Following up on the Motion for Stay it filed a couple of weeks ago relative to the revised commercial broadcast Ownership Report Form 323 (which the FCC has still not formally taken the wraps off of), Fletcher Heald & Hildreth has filed a “Petition for Reconsideration or Such Alternative Relief As May Be Appropriate” on the same topic. You can read a copy of FHH’s Petition here.

Problems with the revised Form 323 have been addressed repeatedly on this blog– but apparently not at the FCC – for months. (If you’ve been living in a cave since last June, you can start catching up by reading our posts here, here and here.) 

In its Petition FHH highlights a number of those problems, pointing out in particular that the Commission isn’t supposed to impose significant new regulatory burdens without first providing the opportunity for public comment through a rulemaking proceeding. Here, the FCC’s new form would require each and every individual with an “attributable interest” in a broadcast licensee to cough up his/her social security number to the Commission (in order to get themselves FCC Registration Numbers – or FRNs – which they would then have to include in the new Form 323). Forcing disclosure of such sensitive Identity-Theft-Prone information as SSNs is certainly a new and significant regulatory burden.

And just what “attributable interest” folks would be required to throw their SSNs into the FCC’s hopper? Um, that would be every officer and every director and everybody owning 5% or greater interests in both (a) corporate licensees and (b) corporations that in turn hold attributable interests in corporate licensees, as well as all non-insulated members of LLC’s, limited partnerships and the like which happen to be licensees or which happen to hold attributable interests in licensees. 

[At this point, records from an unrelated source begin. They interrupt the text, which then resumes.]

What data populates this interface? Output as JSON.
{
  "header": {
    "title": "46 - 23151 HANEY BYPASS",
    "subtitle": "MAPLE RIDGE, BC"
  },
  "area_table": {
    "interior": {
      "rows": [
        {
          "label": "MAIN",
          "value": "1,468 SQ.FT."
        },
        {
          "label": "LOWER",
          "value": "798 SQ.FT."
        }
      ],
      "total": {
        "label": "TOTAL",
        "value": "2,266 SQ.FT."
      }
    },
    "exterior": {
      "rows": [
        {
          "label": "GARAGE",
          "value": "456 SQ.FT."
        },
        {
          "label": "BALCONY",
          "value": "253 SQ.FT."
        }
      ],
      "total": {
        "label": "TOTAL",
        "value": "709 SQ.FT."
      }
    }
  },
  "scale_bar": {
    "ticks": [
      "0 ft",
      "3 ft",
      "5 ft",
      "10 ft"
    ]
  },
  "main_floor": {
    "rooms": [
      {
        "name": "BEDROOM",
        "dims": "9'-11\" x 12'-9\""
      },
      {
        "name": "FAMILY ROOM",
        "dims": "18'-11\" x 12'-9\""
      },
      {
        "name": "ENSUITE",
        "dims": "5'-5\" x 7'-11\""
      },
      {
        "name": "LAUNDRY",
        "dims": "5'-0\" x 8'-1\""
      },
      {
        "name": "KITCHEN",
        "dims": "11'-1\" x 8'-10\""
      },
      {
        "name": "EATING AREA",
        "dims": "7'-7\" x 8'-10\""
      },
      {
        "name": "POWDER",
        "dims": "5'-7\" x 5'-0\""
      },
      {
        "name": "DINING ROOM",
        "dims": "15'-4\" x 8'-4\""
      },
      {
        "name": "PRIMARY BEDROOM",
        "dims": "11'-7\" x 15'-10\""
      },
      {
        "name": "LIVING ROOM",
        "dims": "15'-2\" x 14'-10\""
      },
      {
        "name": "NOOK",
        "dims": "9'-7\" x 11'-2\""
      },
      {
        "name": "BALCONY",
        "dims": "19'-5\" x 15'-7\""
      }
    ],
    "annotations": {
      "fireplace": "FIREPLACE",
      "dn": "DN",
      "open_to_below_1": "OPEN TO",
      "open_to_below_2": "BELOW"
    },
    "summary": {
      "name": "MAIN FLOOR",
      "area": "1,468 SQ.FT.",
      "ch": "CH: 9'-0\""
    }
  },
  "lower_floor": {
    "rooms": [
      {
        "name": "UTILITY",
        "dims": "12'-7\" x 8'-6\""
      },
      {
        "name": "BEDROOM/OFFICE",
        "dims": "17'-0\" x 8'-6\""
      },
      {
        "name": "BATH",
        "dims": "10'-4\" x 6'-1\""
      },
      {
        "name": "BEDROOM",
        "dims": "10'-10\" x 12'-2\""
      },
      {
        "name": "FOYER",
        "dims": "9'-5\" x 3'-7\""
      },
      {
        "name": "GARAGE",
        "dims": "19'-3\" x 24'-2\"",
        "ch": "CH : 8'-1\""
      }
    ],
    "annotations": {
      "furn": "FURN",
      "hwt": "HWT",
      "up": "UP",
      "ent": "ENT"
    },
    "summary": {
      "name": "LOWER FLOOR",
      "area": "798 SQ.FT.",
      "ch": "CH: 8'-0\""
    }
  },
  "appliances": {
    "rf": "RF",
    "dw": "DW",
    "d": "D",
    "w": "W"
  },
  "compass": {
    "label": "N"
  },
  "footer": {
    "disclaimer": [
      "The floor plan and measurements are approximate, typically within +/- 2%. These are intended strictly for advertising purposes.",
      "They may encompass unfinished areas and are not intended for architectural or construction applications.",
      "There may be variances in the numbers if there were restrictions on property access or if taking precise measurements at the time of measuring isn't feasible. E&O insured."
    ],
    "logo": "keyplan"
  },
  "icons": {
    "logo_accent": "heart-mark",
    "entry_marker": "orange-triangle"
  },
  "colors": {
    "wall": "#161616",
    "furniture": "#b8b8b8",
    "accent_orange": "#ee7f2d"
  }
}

That’s a lot of SSNs right there.

But the Commission never bothered to mention anything about that requirement before news of it popped up on the website of the Office of Management and Budget last August.  To the contrary, up to that point the Commission had repeatedly and expressly and very publicly (like, “in the Federal Register” publicly) assured everybody that its new form would not implicate any confidentiality or privacy interests. By October, of course, the cat was out of the bag, and the FCC ‘fessed up to OMB that the new form, what with its social security/FRN requirement and all, really did raise significant privacy concerns. But even today you’ll look long and hard for any public acknowledgement of those concerns, by the Commission, in any public notice, or decision, or even a posting on its own website. Nor has the Commission ever bothered to try to explain how it could have thought that demanding the submission of thousands upon thousands of social security numbers might not have implicated any privacy concerns.

So our sense is that it’s going to be very difficult for the Commission to implement that requirement without taking a couple of giant steps backward and going through the rulemaking process which it seems to have overlooked the first time around. We shall see if the FCC agrees.